The bad news: for the second consecutive year, I failed at NaNoWriMo.
The good news: I actually love the book I’m writing.
Okay — maybe not love. Love is a serious word. Love develops after putting in some serious hard work with some(one)(thing) and succumbing to a sensation beyond our control.
Let’s say I’m heavily in like with my book.
So what went wrong in 2010? Unlike last year, I didn’t have the ready-made excuse of a mid-NaNo vacation to fall back on. There were no trips to California, no incredibly taxing projects at work — just little old me sitting at my desk, staring at a calendar that was quickly filling up and losing my motivation to keep cranking out the words.
To be fair (or to further bury myself?), I did quite a bit of writing in November — just not on my as-yet-untitled novel. I cranked out columns at work and reached out with my audience, asking them to send me their holiday traditions in the weeks leading up to Christmas. I’ve loved reading everyone’s letters and replied to all of them — not to mention the 40+ handwritten Christmas cards I sent to you, my lovely friends, and friends and family.

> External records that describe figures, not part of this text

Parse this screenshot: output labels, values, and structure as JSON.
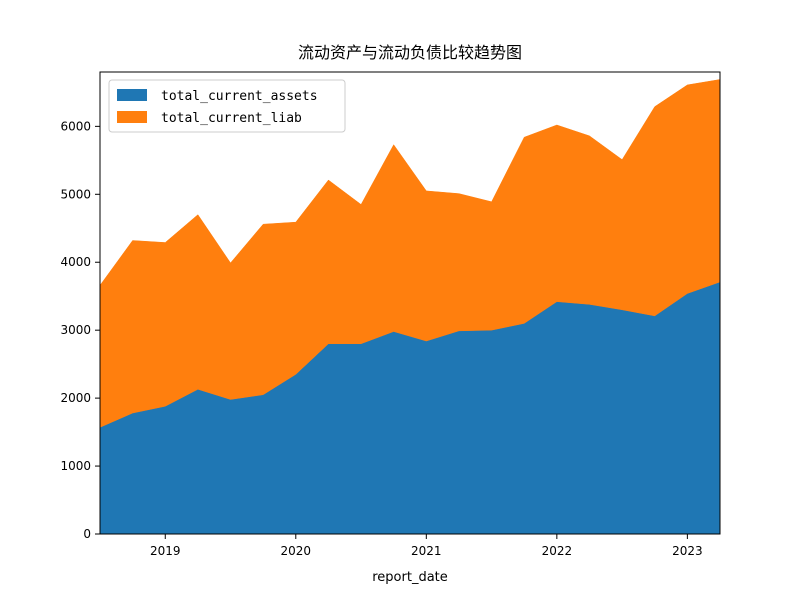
{
  "chart_data": {
    "type": "area",
    "stacked": true,
    "title": "流动资产与流动负债比较趋势图",
    "xlabel": "report_date",
    "ylabel": "",
    "x_ticks": [
      {
        "label": "2019",
        "index": 2
      },
      {
        "label": "2020",
        "index": 6
      },
      {
        "label": "2021",
        "index": 10
      },
      {
        "label": "2022",
        "index": 14
      },
      {
        "label": "2023",
        "index": 18
      }
    ],
    "y_ticks": [
      0,
      1000,
      2000,
      3000,
      4000,
      5000,
      6000
    ],
    "xlim": [
      0,
      19
    ],
    "ylim": [
      0,
      6800
    ],
    "legend_position": "upper-left",
    "series": [
      {
        "name": "total_current_assets",
        "color": "#1f77b4",
        "values": [
          1570,
          1780,
          1880,
          2130,
          1980,
          2050,
          2350,
          2800,
          2800,
          2980,
          2840,
          2990,
          3000,
          3100,
          3420,
          3380,
          3300,
          3210,
          3540,
          3710
        ]
      },
      {
        "name": "total_current_liab",
        "color": "#ff7f0e",
        "values": [
          2090,
          2540,
          2410,
          2570,
          2010,
          2510,
          2240,
          2410,
          2050,
          2750,
          2210,
          2020,
          1890,
          2740,
          2600,
          2480,
          2210,
          3080,
          3070,
          2980
        ]
      }
    ],
    "grid": false
  }
}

I’ve written lists and addresses, letters and book reviews. Emails, rebuttals and love notes. Hundreds of tweets.
But books? No books.
My final word count for NaNoWriMo ’10 stands at 22,277 words. In the days since the project officially ended, I’ve added a few thousand words and left Josie, the travel writer with a bruised heart (and ego), in the hands of a new editor at the paper where she’s taken a part-time position. Thinking she’ll avoid having to travel to New York and catch up with her snobbish ex-boyfriend, Josie channels her energy into helping the floundering Sentinel outside Washington, D.C.

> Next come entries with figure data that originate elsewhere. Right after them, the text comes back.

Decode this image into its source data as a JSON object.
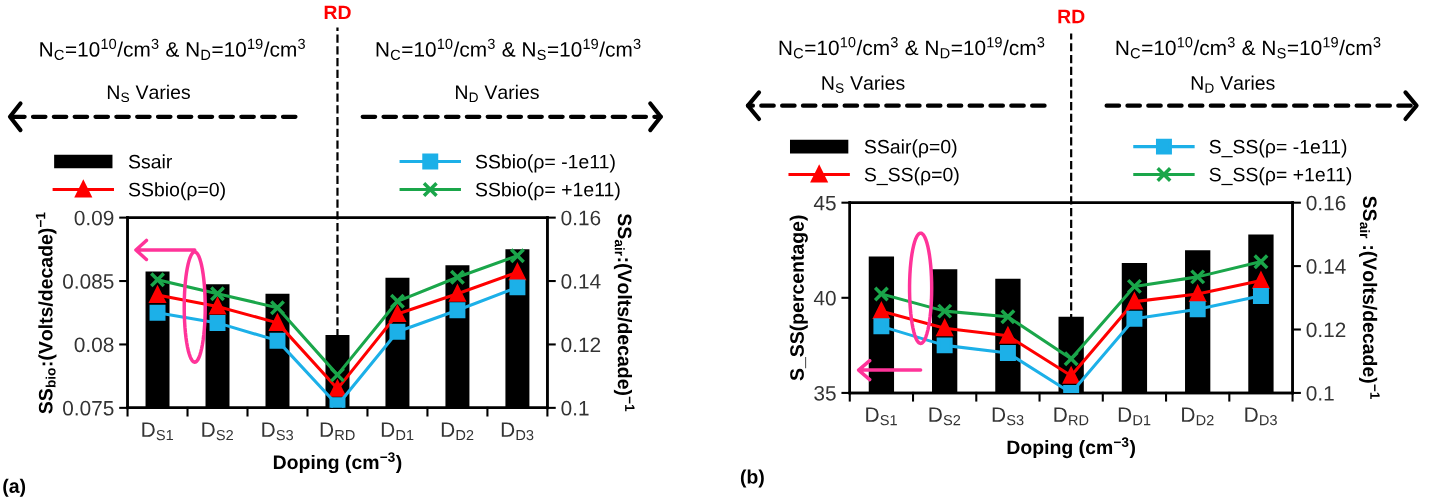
{
  "chart_data": [
    {
      "type": "line",
      "xlabel": "Doping (cm$^{−3}$)",
      "ylabel": "SS$_{bio}$:(Volts/decade)$^{−1}$",
      "y2label": "SS$_{air}$:(Volts/decade)$^{−1}$",
      "annotations": [
        "N$_{C}$=10$^{10}$/cm$^{3}$ & N$_{D}$=10$^{19}$/cm$^{3}$",
        "N$_{C}$=10$^{10}$/cm$^{3}$ & N$_{S}$=10$^{19}$/cm$^{3}$",
        "N$_{S}$ Varies",
        "N$_{D}$ Varies",
        "(a)"
      ],
      "categories": [
        "D$_{S1}$",
        "D$_{S2}$",
        "D$_{S3}$",
        "D$_{RD}$",
        "D$_{D1}$",
        "D$_{D2}$",
        "D$_{D3}$"
      ],
      "series": [
        {
          "name": "Ssair",
          "type": "bar",
          "axis": "y2",
          "color": "#000000",
          "values": [
            0.143,
            0.139,
            0.136,
            0.123,
            0.141,
            0.145,
            0.15
          ]
        },
        {
          "name": "SSbio(ρ=0)",
          "marker": "triangle",
          "color": "#ff0000",
          "values": [
            0.0839,
            0.083,
            0.0817,
            0.0765,
            0.0824,
            0.084,
            0.0857
          ]
        },
        {
          "name": "SSbio(ρ= -1e11)",
          "marker": "square",
          "color": "#1cb0e8",
          "values": [
            0.0825,
            0.0817,
            0.0803,
            0.0752,
            0.081,
            0.0827,
            0.0845
          ]
        },
        {
          "name": "SSbio(ρ= +1e11)",
          "marker": "cross",
          "color": "#1aa64a",
          "values": [
            0.0851,
            0.084,
            0.0829,
            0.0776,
            0.0834,
            0.0853,
            0.087
          ]
        }
      ],
      "ylim": [
        0.075,
        0.09
      ],
      "yticks": [
        0.075,
        0.08,
        0.085,
        0.09
      ],
      "y2lim": [
        0.1,
        0.16
      ],
      "y2ticks": [
        0.1,
        0.12,
        0.14,
        0.16
      ],
      "ref_lines": [
        {
          "axis": "x",
          "value": "D$_{RD}$",
          "label": "RD",
          "color": "#000000",
          "line_style": "dashed"
        }
      ],
      "legend": "top",
      "line_style": "solid"
    },
    {
      "type": "line",
      "xlabel": "Doping (cm$^{−3}$)",
      "ylabel": "S_SS(percentage)",
      "y2label": "SS$_{air}$ :(Volts/decade)$^{−1}$",
      "annotations": [
        "N$_{C}$=10$^{10}$/cm$^{3}$ & N$_{D}$=10$^{19}$/cm$^{3}$",
        "N$_{C}$=10$^{10}$/cm$^{3}$ & N$_{S}$=10$^{19}$/cm$^{3}$",
        "N$_{S}$ Varies",
        "N$_{D}$ Varies",
        "(b)"
      ],
      "categories": [
        "D$_{S1}$",
        "D$_{S2}$",
        "D$_{S3}$",
        "D$_{RD}$",
        "D$_{D1}$",
        "D$_{D2}$",
        "D$_{D3}$"
      ],
      "series": [
        {
          "name": "SSair(ρ=0)",
          "type": "bar",
          "axis": "y2",
          "color": "#000000",
          "values": [
            0.143,
            0.139,
            0.136,
            0.124,
            0.141,
            0.145,
            0.15
          ]
        },
        {
          "name": "S_SS(ρ=0)",
          "marker": "triangle",
          "color": "#ff0000",
          "values": [
            39.3,
            38.4,
            38.0,
            35.9,
            39.8,
            40.2,
            40.9
          ]
        },
        {
          "name": "S_SS(ρ= -1e11)",
          "marker": "square",
          "color": "#1cb0e8",
          "values": [
            38.5,
            37.5,
            37.1,
            35.0,
            38.9,
            39.4,
            40.1
          ]
        },
        {
          "name": "S_SS(ρ= +1e11)",
          "marker": "cross",
          "color": "#1aa64a",
          "values": [
            40.2,
            39.3,
            39.0,
            36.8,
            40.6,
            41.1,
            41.9
          ]
        }
      ],
      "ylim": [
        35,
        45
      ],
      "yticks": [
        35,
        40,
        45
      ],
      "y2lim": [
        0.1,
        0.16
      ],
      "y2ticks": [
        0.1,
        0.12,
        0.14,
        0.16
      ],
      "ref_lines": [
        {
          "axis": "x",
          "value": "D$_{RD}$",
          "label": "RD",
          "color": "#000000",
          "line_style": "dashed"
        }
      ],
      "legend": "top",
      "line_style": "solid"
    }
  ]
}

And everything is peachy until the reporter’s notebook is suddenly turned around on her. When her ex-boyfriend’s nude painting is accepted into a prominent New York art gallery, the whole world wants to know the name of the seductive-yet-innocent nymph captured on his canvas — and Nathan, bitter and angry at Josie for ending their melting relationship, is all too happy to tell them.

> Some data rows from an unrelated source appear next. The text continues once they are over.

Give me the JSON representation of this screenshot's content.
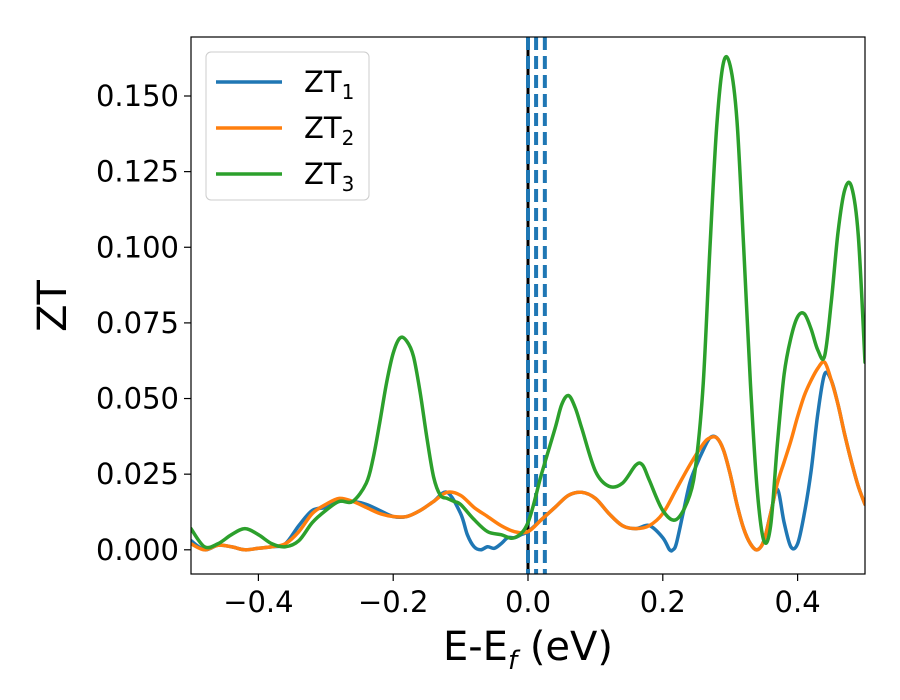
{
  "chart_data": {
    "type": "line",
    "xlabel": "E-E",
    "xlabel_sub": "f",
    "xlabel_unit": " (eV)",
    "ylabel": "ZT",
    "xlim": [
      -0.5,
      0.5
    ],
    "ylim": [
      -0.008,
      0.1695
    ],
    "xticks": [
      -0.4,
      -0.2,
      0.0,
      0.2,
      0.4
    ],
    "xtick_labels": [
      "−0.4",
      "−0.2",
      "0.0",
      "0.2",
      "0.4"
    ],
    "yticks": [
      0.0,
      0.025,
      0.05,
      0.075,
      0.1,
      0.125,
      0.15
    ],
    "ytick_labels": [
      "0.000",
      "0.025",
      "0.050",
      "0.075",
      "0.100",
      "0.125",
      "0.150"
    ],
    "grid": false,
    "legend_position": "top-left",
    "vertical_lines": [
      {
        "x": 0.0,
        "color": "#000000",
        "style": "solid"
      },
      {
        "x": 0.0,
        "color": "#1f77b4",
        "style": "dashed"
      },
      {
        "x": 0.012,
        "color": "#1f77b4",
        "style": "dashed"
      },
      {
        "x": 0.025,
        "color": "#1f77b4",
        "style": "dashed"
      }
    ],
    "series": [
      {
        "name": "ZT",
        "sub": "1",
        "color": "#1f77b4",
        "x": [
          -0.5,
          -0.48,
          -0.46,
          -0.44,
          -0.42,
          -0.4,
          -0.38,
          -0.36,
          -0.34,
          -0.32,
          -0.3,
          -0.28,
          -0.26,
          -0.24,
          -0.22,
          -0.2,
          -0.18,
          -0.16,
          -0.14,
          -0.12,
          -0.1,
          -0.09,
          -0.08,
          -0.07,
          -0.06,
          -0.05,
          -0.04,
          -0.03,
          -0.02,
          -0.01,
          0.0,
          0.02,
          0.04,
          0.06,
          0.08,
          0.1,
          0.12,
          0.14,
          0.16,
          0.18,
          0.2,
          0.21,
          0.215,
          0.22,
          0.23,
          0.24,
          0.25,
          0.26,
          0.27,
          0.28,
          0.29,
          0.3,
          0.31,
          0.32,
          0.33,
          0.34,
          0.35,
          0.36,
          0.37,
          0.38,
          0.39,
          0.4,
          0.41,
          0.42,
          0.43,
          0.44,
          0.45,
          0.46,
          0.47,
          0.48,
          0.49,
          0.5
        ],
        "y": [
          0.003,
          0.0,
          0.0015,
          0.001,
          0.0,
          0.0005,
          0.001,
          0.002,
          0.008,
          0.013,
          0.014,
          0.016,
          0.016,
          0.015,
          0.013,
          0.011,
          0.011,
          0.013,
          0.016,
          0.019,
          0.012,
          0.005,
          0.001,
          0.0,
          0.001,
          0.0005,
          0.002,
          0.004,
          0.004,
          0.005,
          0.006,
          0.01,
          0.014,
          0.018,
          0.019,
          0.017,
          0.012,
          0.008,
          0.007,
          0.008,
          0.004,
          0.0,
          0.0,
          0.002,
          0.012,
          0.022,
          0.028,
          0.033,
          0.037,
          0.037,
          0.033,
          0.025,
          0.015,
          0.007,
          0.002,
          0.0,
          0.003,
          0.012,
          0.02,
          0.009,
          0.001,
          0.002,
          0.012,
          0.026,
          0.045,
          0.058,
          0.056,
          0.048,
          0.038,
          0.029,
          0.021,
          0.015
        ]
      },
      {
        "name": "ZT",
        "sub": "2",
        "color": "#ff7f0e",
        "x": [
          -0.5,
          -0.48,
          -0.46,
          -0.44,
          -0.42,
          -0.4,
          -0.38,
          -0.36,
          -0.34,
          -0.32,
          -0.3,
          -0.28,
          -0.26,
          -0.24,
          -0.22,
          -0.2,
          -0.18,
          -0.16,
          -0.14,
          -0.12,
          -0.1,
          -0.08,
          -0.06,
          -0.04,
          -0.02,
          0.0,
          0.02,
          0.04,
          0.06,
          0.08,
          0.1,
          0.12,
          0.14,
          0.16,
          0.18,
          0.2,
          0.22,
          0.24,
          0.26,
          0.27,
          0.28,
          0.29,
          0.3,
          0.31,
          0.32,
          0.33,
          0.34,
          0.35,
          0.36,
          0.37,
          0.38,
          0.39,
          0.4,
          0.41,
          0.42,
          0.43,
          0.44,
          0.45,
          0.46,
          0.47,
          0.48,
          0.49,
          0.5
        ],
        "y": [
          0.002,
          0.0,
          0.0015,
          0.001,
          0.0,
          0.0005,
          0.001,
          0.002,
          0.006,
          0.012,
          0.015,
          0.017,
          0.016,
          0.014,
          0.012,
          0.011,
          0.011,
          0.013,
          0.016,
          0.019,
          0.018,
          0.014,
          0.011,
          0.008,
          0.006,
          0.006,
          0.01,
          0.014,
          0.018,
          0.019,
          0.017,
          0.012,
          0.008,
          0.007,
          0.008,
          0.012,
          0.02,
          0.028,
          0.035,
          0.037,
          0.037,
          0.033,
          0.025,
          0.015,
          0.007,
          0.002,
          0.0,
          0.003,
          0.012,
          0.022,
          0.029,
          0.036,
          0.044,
          0.051,
          0.056,
          0.06,
          0.062,
          0.056,
          0.048,
          0.038,
          0.029,
          0.021,
          0.015
        ]
      },
      {
        "name": "ZT",
        "sub": "3",
        "color": "#2ca02c",
        "x": [
          -0.5,
          -0.48,
          -0.46,
          -0.44,
          -0.42,
          -0.4,
          -0.38,
          -0.36,
          -0.34,
          -0.32,
          -0.3,
          -0.28,
          -0.26,
          -0.24,
          -0.23,
          -0.22,
          -0.21,
          -0.2,
          -0.19,
          -0.18,
          -0.17,
          -0.16,
          -0.15,
          -0.14,
          -0.13,
          -0.12,
          -0.11,
          -0.1,
          -0.08,
          -0.06,
          -0.04,
          -0.02,
          0.0,
          0.02,
          0.04,
          0.05,
          0.06,
          0.07,
          0.08,
          0.1,
          0.12,
          0.14,
          0.16,
          0.17,
          0.18,
          0.2,
          0.22,
          0.24,
          0.25,
          0.26,
          0.27,
          0.28,
          0.29,
          0.3,
          0.31,
          0.32,
          0.33,
          0.34,
          0.35,
          0.36,
          0.37,
          0.38,
          0.39,
          0.4,
          0.41,
          0.42,
          0.43,
          0.44,
          0.45,
          0.46,
          0.47,
          0.48,
          0.49,
          0.5
        ],
        "y": [
          0.007,
          0.001,
          0.002,
          0.005,
          0.007,
          0.005,
          0.002,
          0.001,
          0.003,
          0.009,
          0.013,
          0.016,
          0.016,
          0.022,
          0.03,
          0.042,
          0.055,
          0.065,
          0.07,
          0.069,
          0.064,
          0.052,
          0.037,
          0.024,
          0.018,
          0.017,
          0.016,
          0.015,
          0.01,
          0.006,
          0.005,
          0.004,
          0.009,
          0.025,
          0.04,
          0.048,
          0.051,
          0.047,
          0.04,
          0.026,
          0.021,
          0.022,
          0.028,
          0.028,
          0.023,
          0.013,
          0.01,
          0.018,
          0.03,
          0.055,
          0.1,
          0.14,
          0.161,
          0.16,
          0.142,
          0.1,
          0.055,
          0.02,
          0.003,
          0.008,
          0.035,
          0.058,
          0.07,
          0.077,
          0.078,
          0.073,
          0.066,
          0.064,
          0.082,
          0.105,
          0.119,
          0.12,
          0.104,
          0.062
        ]
      }
    ]
  }
}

And then Josie’s behind is all over the art scene.
And she’s none too happy about it.
I’m not entirely sure where this is going — plus, I need a love interest in here . . . and STAT. A women’s fiction novel without a love interest? Let’s be serious. It’s not that the romance needs to be the central focus of the story, but it certainly needs to be there. And since I’ve pretty well burned the bridge between Nate and Josie (or did they burn it themselves?), there’s no going back there. I will have to have some resolution between them, though; everyone deserves closure. But I’ll focus on that after I’ve actually reached the denouement!
In short, I’m not giving up on my project — not at all. I just didn’t have it in me to crank out a book in record time, though I heartily congratulate all those who did! I do plan on participating in future NaNos — and maybe tasting sweet victory once again. If nothing else, I love that NaNoWriMo gets me writing daily and thinking about a major project . . . something beyond my short blog posts and 450-word columns. I like plotting and delving deep into a character’s psyche — and having the r0om to really do that. I like space.
Now let’s just see if I can fill it up with another 27,000+ words.